Written by Neil Simon as an adaptation of his play, The Prisoner Of Second Avenue tackles middle-aged anxieties as a bustling city starts to overwhelm an empty nest couple. Directed by Melvin Frank, the film is certainly talkative and largely confined to the Edison apartment, but enough familiar hassles are tossed at Mel and Edna to maintain narrative momentum.

Simon's trademark humour is evident in a few zinger lines, but overall the attempts at comedy sit uneasily with the overall serious subject matter. Mel cannot sleep, the couple are economically vulnerable, his depression hits hard, and Edna's ability to hold their marriage together starts to fray. His anger and frustration spill out in several tirades, and the film stumbles into awkward terrain where laughs are uncomfortable guests.

A few other script weaknesses erode the film's quality. For an essentially two-person drama, precious little is revealed about Mel and Edna's background.

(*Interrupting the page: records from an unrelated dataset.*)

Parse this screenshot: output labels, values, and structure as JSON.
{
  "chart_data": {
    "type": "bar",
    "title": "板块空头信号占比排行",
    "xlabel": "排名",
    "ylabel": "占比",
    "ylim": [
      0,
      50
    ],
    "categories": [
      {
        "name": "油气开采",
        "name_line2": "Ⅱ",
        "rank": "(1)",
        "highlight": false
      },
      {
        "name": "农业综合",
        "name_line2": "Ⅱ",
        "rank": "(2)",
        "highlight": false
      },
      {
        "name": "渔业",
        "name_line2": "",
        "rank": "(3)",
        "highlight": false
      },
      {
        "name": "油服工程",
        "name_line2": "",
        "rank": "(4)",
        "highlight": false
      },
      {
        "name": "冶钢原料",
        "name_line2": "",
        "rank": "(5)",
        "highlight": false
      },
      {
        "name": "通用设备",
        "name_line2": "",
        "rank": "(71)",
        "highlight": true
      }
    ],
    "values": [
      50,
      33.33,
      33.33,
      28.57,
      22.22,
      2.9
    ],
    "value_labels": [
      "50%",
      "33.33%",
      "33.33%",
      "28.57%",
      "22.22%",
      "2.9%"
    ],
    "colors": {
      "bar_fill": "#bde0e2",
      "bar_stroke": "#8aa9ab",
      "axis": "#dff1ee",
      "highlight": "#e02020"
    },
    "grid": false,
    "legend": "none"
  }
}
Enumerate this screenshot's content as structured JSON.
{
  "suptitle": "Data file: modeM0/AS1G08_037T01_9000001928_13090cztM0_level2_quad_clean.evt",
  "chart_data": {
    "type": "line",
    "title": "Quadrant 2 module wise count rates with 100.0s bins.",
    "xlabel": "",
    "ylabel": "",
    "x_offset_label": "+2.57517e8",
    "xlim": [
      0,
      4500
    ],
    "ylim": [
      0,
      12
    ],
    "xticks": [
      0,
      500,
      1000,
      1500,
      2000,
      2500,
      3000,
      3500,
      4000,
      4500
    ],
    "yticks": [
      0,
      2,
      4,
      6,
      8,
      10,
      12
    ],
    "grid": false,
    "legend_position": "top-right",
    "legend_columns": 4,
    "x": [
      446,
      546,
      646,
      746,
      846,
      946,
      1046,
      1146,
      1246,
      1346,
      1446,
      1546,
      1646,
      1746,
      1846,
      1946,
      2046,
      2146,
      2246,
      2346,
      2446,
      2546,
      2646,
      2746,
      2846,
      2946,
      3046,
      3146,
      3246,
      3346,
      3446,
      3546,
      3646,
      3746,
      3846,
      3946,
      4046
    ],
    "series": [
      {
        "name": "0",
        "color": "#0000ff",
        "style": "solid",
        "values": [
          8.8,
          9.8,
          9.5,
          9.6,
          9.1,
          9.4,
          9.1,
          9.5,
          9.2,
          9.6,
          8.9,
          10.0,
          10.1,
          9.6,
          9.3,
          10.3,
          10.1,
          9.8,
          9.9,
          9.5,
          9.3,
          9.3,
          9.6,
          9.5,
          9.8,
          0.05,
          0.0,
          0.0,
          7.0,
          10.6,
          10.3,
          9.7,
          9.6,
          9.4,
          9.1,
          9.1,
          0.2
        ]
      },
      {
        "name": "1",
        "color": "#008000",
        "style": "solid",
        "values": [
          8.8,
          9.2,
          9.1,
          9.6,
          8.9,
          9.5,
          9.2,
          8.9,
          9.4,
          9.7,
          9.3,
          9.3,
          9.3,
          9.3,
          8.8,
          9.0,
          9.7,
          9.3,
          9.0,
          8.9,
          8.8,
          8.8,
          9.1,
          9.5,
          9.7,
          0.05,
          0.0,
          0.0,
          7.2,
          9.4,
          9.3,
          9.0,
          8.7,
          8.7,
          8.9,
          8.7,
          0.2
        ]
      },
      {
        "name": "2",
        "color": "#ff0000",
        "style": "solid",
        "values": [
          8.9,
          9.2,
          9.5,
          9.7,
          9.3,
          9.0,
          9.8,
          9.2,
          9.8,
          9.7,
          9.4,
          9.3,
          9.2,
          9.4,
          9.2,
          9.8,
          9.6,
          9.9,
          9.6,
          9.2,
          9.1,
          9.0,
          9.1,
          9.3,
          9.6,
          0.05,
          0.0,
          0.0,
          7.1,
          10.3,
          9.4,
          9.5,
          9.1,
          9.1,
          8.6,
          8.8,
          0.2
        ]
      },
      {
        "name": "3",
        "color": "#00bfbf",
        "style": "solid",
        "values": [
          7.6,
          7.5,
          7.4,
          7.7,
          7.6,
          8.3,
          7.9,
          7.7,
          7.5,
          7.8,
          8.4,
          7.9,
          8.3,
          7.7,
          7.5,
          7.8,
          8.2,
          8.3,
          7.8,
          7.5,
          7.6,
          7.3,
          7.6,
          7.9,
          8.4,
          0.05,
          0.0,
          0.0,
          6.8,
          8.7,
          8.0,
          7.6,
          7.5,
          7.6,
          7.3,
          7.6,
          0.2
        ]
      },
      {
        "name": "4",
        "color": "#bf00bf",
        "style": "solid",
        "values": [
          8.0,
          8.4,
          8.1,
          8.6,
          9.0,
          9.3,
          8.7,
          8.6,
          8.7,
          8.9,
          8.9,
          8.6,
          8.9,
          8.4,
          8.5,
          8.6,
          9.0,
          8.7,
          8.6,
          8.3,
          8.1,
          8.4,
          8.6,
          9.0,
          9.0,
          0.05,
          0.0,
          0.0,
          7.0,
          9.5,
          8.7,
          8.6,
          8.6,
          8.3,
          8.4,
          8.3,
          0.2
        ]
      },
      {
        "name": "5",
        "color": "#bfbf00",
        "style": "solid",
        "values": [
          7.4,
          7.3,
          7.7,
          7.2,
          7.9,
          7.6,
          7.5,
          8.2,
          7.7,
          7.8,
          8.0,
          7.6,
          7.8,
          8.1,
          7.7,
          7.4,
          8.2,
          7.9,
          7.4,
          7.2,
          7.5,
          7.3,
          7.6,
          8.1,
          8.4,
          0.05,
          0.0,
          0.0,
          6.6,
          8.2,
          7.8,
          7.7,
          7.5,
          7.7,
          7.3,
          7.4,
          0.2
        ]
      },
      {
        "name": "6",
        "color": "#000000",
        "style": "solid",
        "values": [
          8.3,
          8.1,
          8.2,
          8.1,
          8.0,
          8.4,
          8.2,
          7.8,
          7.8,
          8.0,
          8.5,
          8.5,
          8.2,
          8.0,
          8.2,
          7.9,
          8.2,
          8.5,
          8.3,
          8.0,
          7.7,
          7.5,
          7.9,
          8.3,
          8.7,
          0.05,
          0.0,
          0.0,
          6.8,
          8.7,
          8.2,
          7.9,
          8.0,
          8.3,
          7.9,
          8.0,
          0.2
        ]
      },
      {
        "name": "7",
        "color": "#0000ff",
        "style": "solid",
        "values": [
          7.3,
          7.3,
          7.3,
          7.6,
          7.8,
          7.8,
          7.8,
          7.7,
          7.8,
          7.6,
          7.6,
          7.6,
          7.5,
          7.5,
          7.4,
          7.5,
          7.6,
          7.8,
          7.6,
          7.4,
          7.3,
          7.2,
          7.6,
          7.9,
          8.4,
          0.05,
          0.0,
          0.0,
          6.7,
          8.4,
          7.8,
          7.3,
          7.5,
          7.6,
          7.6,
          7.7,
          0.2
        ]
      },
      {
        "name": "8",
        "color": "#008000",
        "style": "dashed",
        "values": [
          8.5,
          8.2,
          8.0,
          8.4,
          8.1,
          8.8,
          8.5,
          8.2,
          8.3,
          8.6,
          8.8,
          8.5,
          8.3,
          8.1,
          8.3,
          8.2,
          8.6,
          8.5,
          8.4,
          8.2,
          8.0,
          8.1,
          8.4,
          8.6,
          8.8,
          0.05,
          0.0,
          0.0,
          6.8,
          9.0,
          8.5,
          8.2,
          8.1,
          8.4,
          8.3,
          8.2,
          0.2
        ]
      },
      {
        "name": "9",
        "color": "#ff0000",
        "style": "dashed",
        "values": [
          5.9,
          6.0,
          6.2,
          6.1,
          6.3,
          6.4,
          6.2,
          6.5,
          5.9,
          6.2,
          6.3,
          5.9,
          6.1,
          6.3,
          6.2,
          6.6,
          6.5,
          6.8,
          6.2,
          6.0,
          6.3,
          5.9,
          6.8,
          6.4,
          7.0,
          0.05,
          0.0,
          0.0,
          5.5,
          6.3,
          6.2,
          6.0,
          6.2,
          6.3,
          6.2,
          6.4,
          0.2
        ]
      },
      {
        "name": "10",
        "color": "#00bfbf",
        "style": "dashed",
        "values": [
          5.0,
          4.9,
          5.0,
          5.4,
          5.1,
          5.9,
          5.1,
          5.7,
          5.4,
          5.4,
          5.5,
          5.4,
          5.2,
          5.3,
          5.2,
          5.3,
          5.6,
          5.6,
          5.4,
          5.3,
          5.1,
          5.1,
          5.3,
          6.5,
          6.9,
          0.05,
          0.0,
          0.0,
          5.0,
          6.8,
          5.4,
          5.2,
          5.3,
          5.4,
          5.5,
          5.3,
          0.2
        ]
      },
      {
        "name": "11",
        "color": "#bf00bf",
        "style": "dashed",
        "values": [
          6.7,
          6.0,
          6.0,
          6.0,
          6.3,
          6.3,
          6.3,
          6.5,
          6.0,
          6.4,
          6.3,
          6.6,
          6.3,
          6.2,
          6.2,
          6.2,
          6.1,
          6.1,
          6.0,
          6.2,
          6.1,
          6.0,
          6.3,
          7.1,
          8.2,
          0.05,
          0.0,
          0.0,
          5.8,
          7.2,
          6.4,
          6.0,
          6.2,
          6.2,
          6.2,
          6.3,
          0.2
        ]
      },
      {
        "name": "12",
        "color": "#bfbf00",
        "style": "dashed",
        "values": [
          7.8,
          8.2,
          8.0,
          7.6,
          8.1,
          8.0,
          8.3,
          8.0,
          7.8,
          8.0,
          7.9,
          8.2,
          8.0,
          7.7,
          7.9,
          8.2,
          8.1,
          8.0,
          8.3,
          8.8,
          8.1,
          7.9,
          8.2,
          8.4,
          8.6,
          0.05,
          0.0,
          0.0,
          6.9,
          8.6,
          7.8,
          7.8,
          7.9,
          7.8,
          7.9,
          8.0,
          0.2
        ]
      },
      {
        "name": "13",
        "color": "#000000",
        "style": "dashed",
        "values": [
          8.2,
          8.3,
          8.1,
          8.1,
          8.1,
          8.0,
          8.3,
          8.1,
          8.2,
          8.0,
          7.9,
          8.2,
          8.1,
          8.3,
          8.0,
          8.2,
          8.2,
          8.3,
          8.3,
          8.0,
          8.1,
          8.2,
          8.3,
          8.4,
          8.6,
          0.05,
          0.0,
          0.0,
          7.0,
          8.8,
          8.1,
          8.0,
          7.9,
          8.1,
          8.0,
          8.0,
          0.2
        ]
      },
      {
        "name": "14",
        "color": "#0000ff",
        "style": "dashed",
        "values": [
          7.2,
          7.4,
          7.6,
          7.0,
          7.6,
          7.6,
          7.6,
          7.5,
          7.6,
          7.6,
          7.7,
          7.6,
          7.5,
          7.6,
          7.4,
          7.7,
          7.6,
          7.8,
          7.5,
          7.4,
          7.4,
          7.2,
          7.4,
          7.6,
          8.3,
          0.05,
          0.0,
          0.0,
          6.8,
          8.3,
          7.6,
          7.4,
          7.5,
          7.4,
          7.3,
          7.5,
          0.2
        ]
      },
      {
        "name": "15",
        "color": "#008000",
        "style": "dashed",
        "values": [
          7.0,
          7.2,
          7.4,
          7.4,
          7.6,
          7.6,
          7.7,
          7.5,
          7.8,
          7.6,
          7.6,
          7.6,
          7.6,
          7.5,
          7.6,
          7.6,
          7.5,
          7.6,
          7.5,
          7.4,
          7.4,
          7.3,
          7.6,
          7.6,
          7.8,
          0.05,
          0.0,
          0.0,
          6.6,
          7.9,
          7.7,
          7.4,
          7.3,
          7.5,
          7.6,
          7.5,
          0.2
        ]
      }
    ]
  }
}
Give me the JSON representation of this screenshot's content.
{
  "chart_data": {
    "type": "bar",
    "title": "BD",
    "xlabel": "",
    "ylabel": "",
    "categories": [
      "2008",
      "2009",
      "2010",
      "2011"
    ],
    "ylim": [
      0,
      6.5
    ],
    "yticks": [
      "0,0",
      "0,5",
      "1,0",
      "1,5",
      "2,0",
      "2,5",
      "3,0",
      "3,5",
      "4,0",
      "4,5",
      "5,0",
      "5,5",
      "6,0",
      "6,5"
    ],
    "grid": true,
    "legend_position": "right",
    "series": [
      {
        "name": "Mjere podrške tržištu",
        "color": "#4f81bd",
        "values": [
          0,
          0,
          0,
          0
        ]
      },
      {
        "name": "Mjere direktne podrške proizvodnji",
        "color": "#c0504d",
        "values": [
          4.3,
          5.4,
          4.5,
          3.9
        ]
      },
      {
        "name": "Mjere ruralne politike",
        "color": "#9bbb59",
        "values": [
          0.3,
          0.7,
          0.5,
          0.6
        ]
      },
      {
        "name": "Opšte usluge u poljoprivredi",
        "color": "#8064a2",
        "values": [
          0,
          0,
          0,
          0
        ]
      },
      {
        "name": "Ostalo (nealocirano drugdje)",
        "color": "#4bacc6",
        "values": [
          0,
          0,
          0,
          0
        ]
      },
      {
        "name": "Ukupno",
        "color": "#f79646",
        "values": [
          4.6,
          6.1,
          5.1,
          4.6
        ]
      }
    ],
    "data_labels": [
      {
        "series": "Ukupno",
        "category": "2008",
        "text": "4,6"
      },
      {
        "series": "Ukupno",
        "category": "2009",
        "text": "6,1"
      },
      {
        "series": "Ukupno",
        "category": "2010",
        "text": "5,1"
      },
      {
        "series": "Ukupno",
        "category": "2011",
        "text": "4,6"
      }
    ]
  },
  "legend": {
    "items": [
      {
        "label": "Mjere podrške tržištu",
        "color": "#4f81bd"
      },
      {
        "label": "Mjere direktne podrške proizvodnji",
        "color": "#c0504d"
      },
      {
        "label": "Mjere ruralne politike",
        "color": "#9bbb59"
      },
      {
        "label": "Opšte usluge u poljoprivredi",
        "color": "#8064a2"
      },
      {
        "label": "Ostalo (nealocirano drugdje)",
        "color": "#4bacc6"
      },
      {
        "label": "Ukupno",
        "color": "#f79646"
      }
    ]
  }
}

Simon barely bothers to define Mel's job (the setting is the most generic office), nor the work Edna secures (the milieu is the creative arts). The late introduction of Mel's sisters is clumsy, as is a bolted-on one-scene exposition of brother Harry's view of the tension between the brothers.

Jack Lemmon and Anne Bancroft ride out the rough passages with confident performances, theatrical for sure but with demonstrated conviction in their couplehood. A pre-stardom Sylvester Stallone as a suspected Central Park mugger, F. Murray Abraham as a taxi driver and M. Emmet Walsh as the building doorman have small roles.

The Prisoner Of Second Avenue has plenty to complain about, but shouts in uneven tones.